Blackstone also believed that the mischief/purposive approaches should prevail as, in his opinion, the ‘fairest and most rational method to interpret the will of the legislator is by exploring his intention at the time the law was made...’
Possibly the way forward is to again draw on the experience of continental law, where the judiciary are given much more freedom to interpret the law and often have training in the Parliamentary field to call upon. Denning and Lord Simon long campaigned for a more ‘open’ approach and favour the European model of statutory interpretation.
The literacy rule and the golden rule both direct the judge to internal aids,
Acts passed since the beginning of 1999 are provided with explanatory notes, published at the same time as the act
Headings and subheadings used in an act can be a useful intrinsic aid
Since Pepper v Hart 1993 Hansard, which is a daily report of parliamentary debates.

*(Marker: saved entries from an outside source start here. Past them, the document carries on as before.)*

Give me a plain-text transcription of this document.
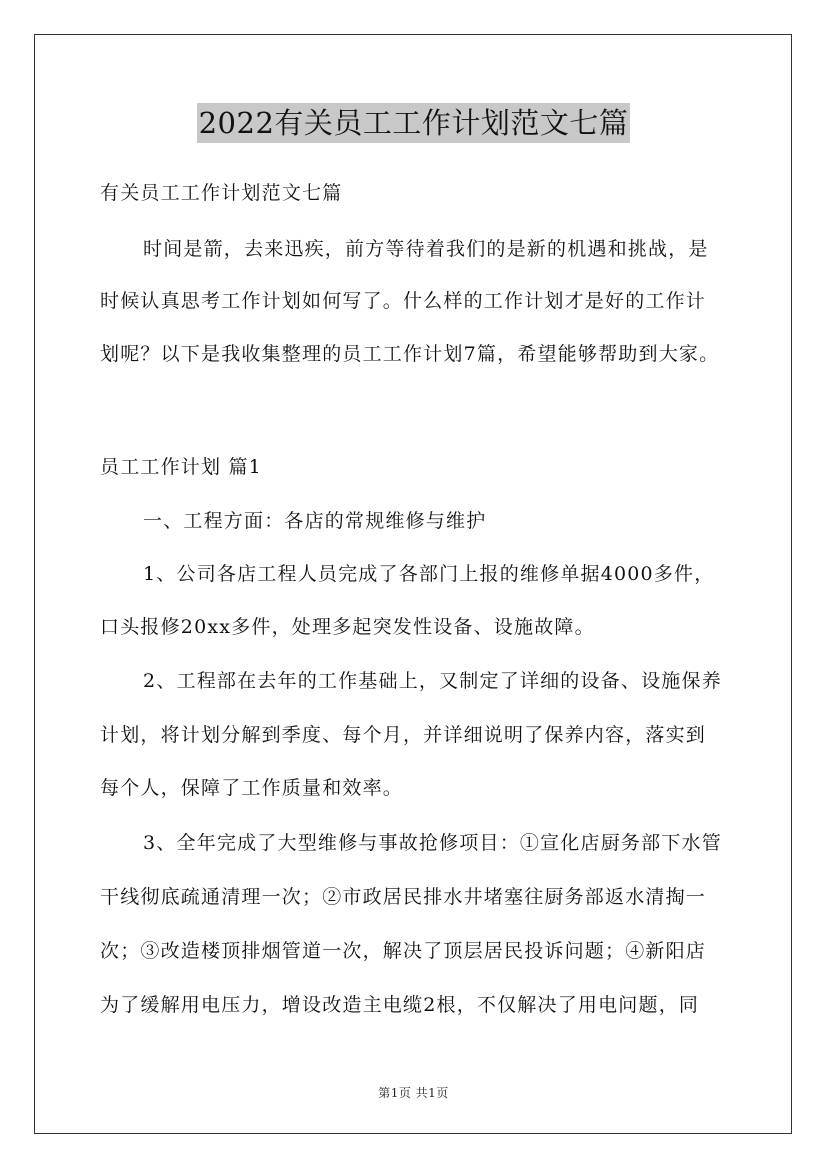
2022有关员工工作计划范文七篇
有关员工工作计划范文七篇
时间是箭，去来迅疾，前方等待着我们的是新的机遇和挑战，是
时候认真思考工作计划如何写了。什么样的工作计划才是好的工作计
划呢？以下是我收集整理的员工工作计划7篇，希望能够帮助到大家。
员工工作计划 篇1
一、工程方面：各店的常规维修与维护
1、公司各店工程人员完成了各部门上报的维修单据4000多件，
口头报修20xx多件，处理多起突发性设备、设施故障。
2、工程部在去年的工作基础上，又制定了详细的设备、设施保养
计划，将计划分解到季度、每个月，并详细说明了保养内容，落实到
每个人，保障了工作质量和效率。
3、全年完成了大型维修与事故抢修项目：①宣化店厨务部下水管
干线彻底疏通清理一次；②市政居民排水井堵塞往厨务部返水清掏一
次；③改造楼顶排烟管道一次，解决了顶层居民投诉问题；④新阳店
为了缓解用电压力，增设改造主电缆2根，不仅解决了用电问题，同
第1页 共1页
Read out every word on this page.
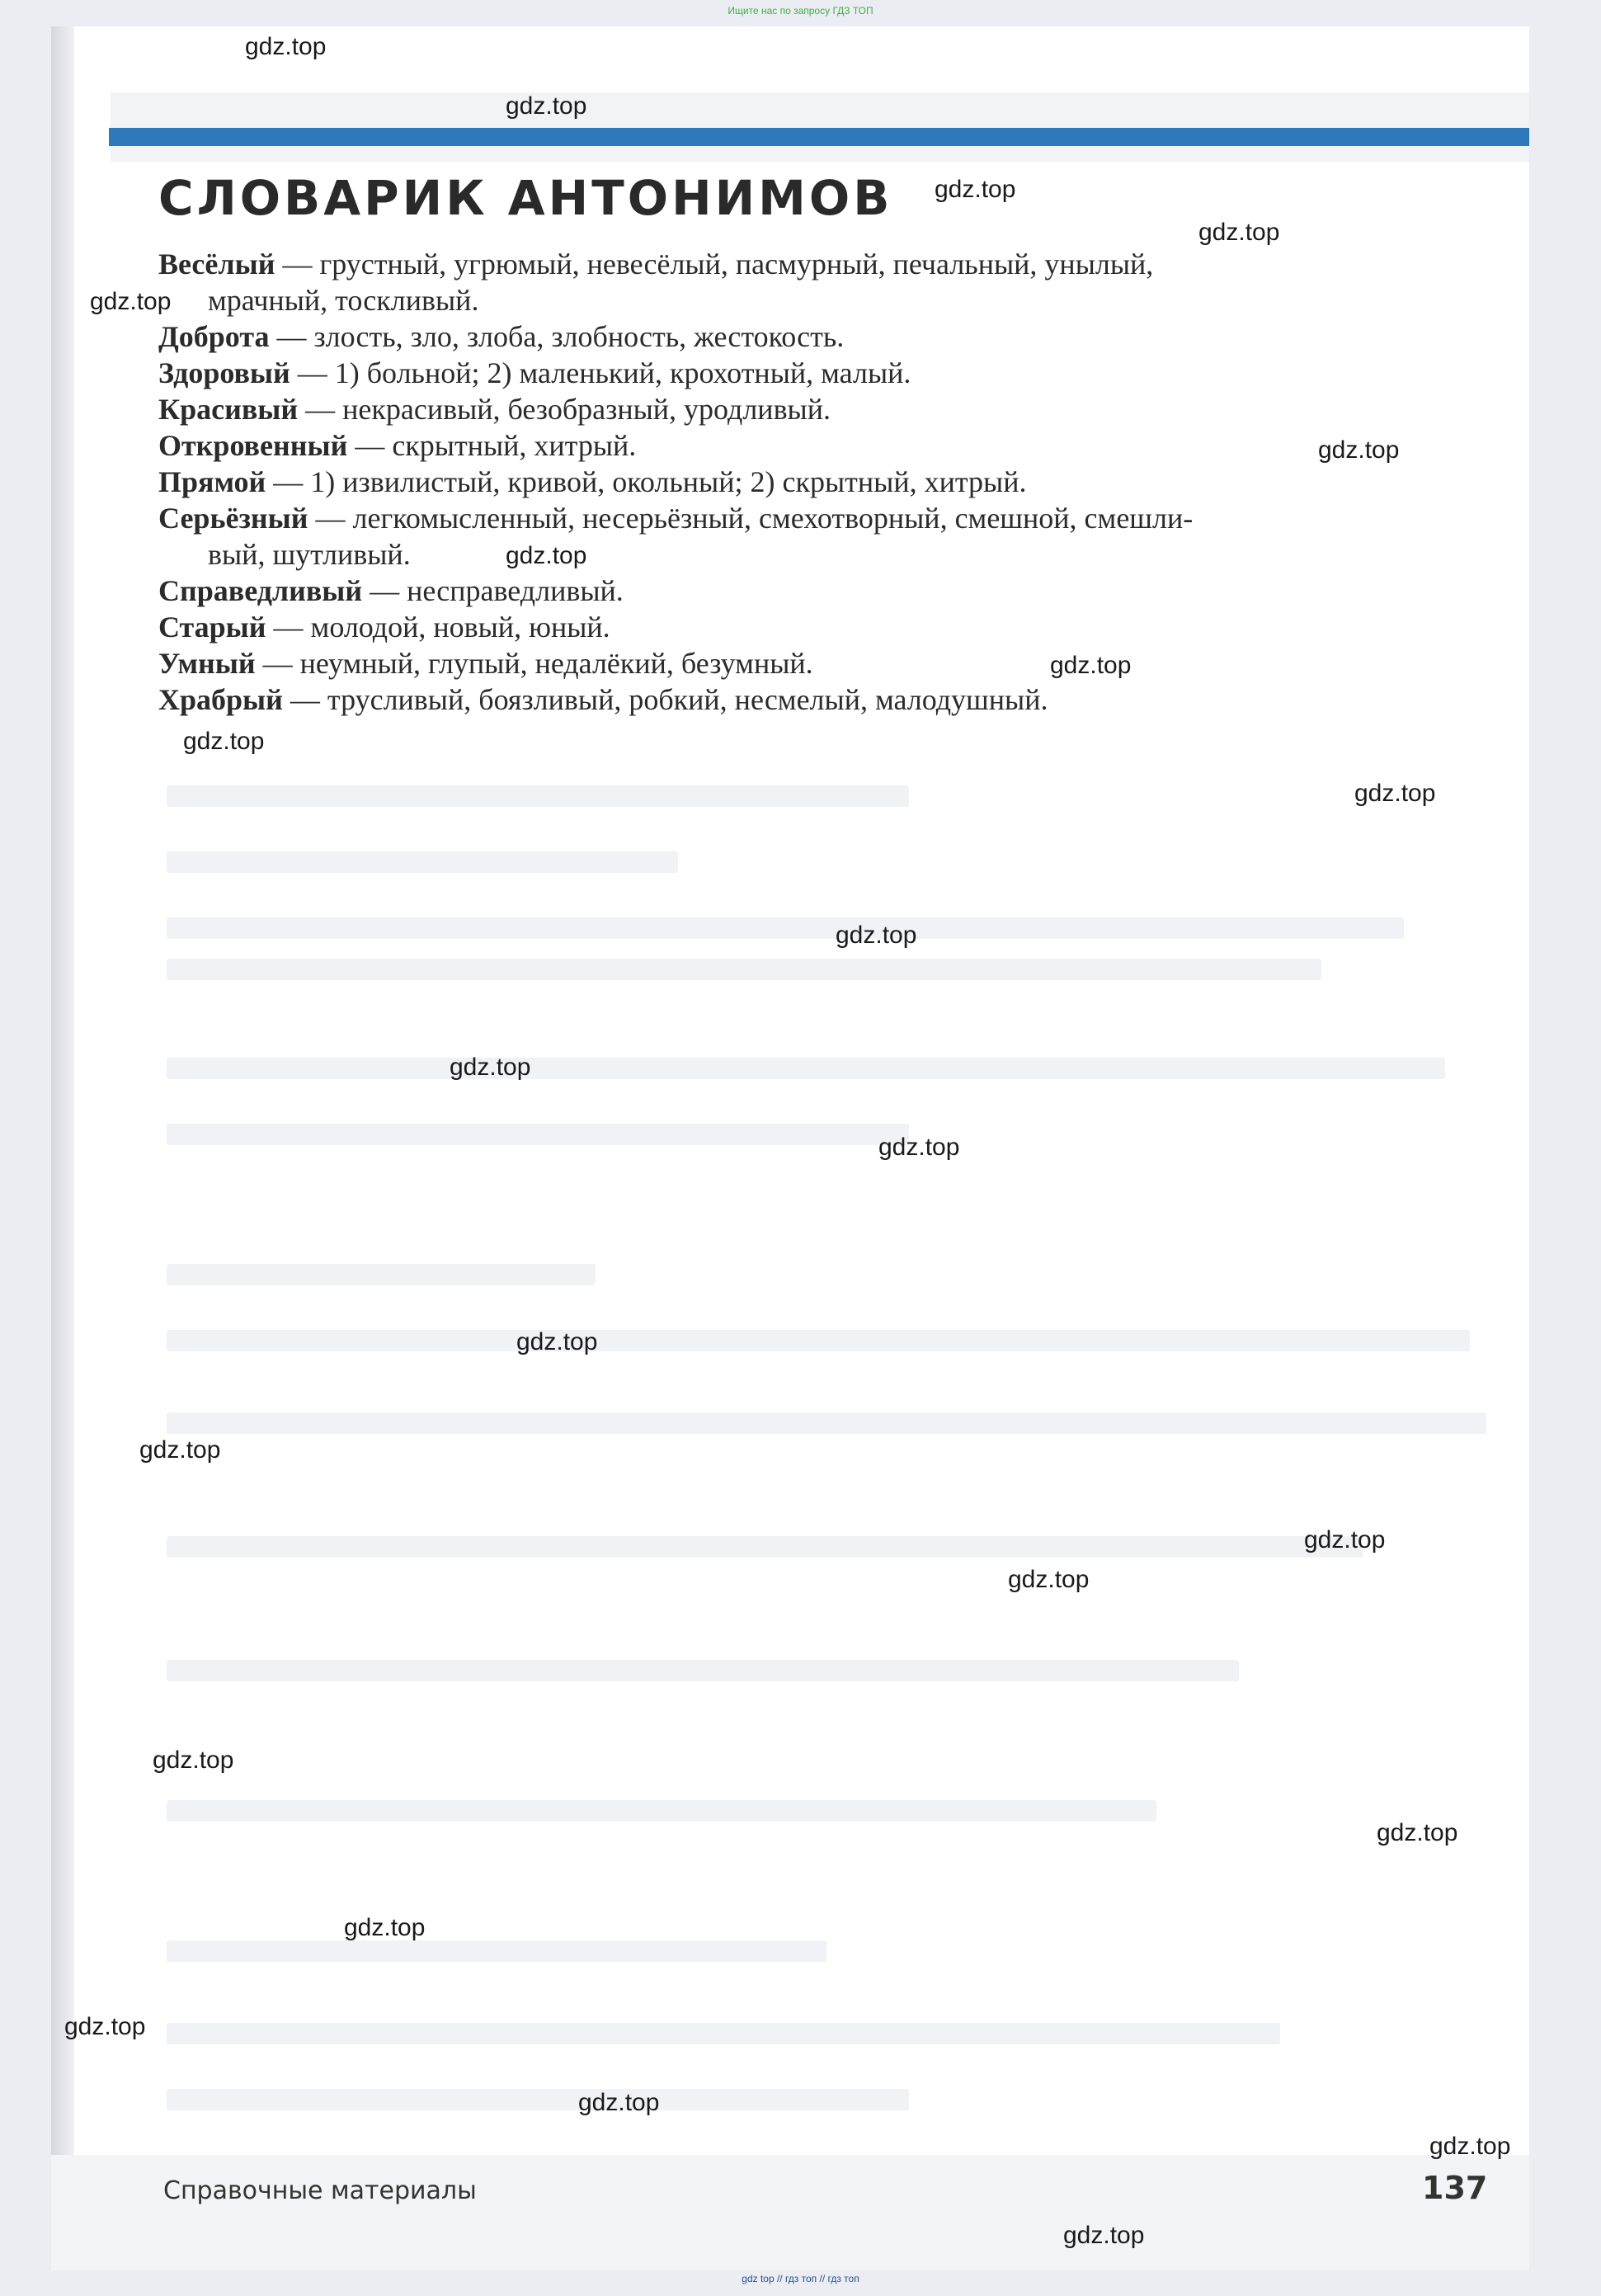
Ищите нас по запросу ГДЗ ТОП
СЛОВАРИК АНТОНИМОВ

Весёлый — грустный, угрюмый, невесёлый, пасмурный, печальный, унылый,
мрачный, тоскливый.

Доброта — злость, зло, злоба, злобность, жестокость.

Здоровый — 1) больной; 2) маленький, крохотный, малый.

Красивый — некрасивый, безобразный, уродливый.

Откровенный — скрытный, хитрый.

Прямой — 1) извилистый, кривой, окольный; 2) скрытный, хитрый.

Серьёзный — легкомысленный, несерьёзный, смехотворный, смешной, смешли-
вый, шутливый.

Справедливый — несправедливый.

Старый — молодой, новый, юный.

Умный — неумный, глупый, недалёкий, безумный.

Храбрый — трусливый, боязливый, робкий, несмелый, малодушный.

Справочные материалы	137
gdz.top
gdz.top
gdz.top
gdz.top
gdz.top
gdz.top
gdz.top
gdz.top
gdz.top
gdz.top
gdz.top
gdz.top
gdz.top
gdz.top
gdz.top
gdz.top
gdz.top
gdz.top
gdz.top
gdz.top
gdz.top
gdz.top
gdz.top
gdz.top
gdz top // гдз топ // гдз топ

Lord Denning’s argument, advanced in Davis V Johnson (1978), was that to ignore it was to “grope in the dark for the meaning of an act without switching on the light". When such an obvious source of enlightenment was available, it was ridiculous to ignore it – in fact Lord Denning said after the case that he intended to continue to consult Hansard, but simply not say he was doing so!
Using Hansard can be time consuming, because lawyers may spend too much time and attention to ministerial statements and so on at the expense of considering the language used in the act itself.
Parliamentary intention is difficult if not impossible to pin down.
Parliamentary debates usually reveal the views of only a few Members of Parliament and even then those words may need interpretation too.
Rules of Language:
Rules of language developed by lawyers are really little more than common sense although they are not always precisely applied. Examples include:
Ejusdem generis: general words which follow specific ones are taken to include only things of the same kind. For example ‘dogs, cats and other animals’ the other animals would probably include other domestic animals.
Noscitur a socis: a word draws meaning/ context from the other words around it. For example, if a statute included ‘cats, toys and food’ it would be reasonable to assume that the food is cat food.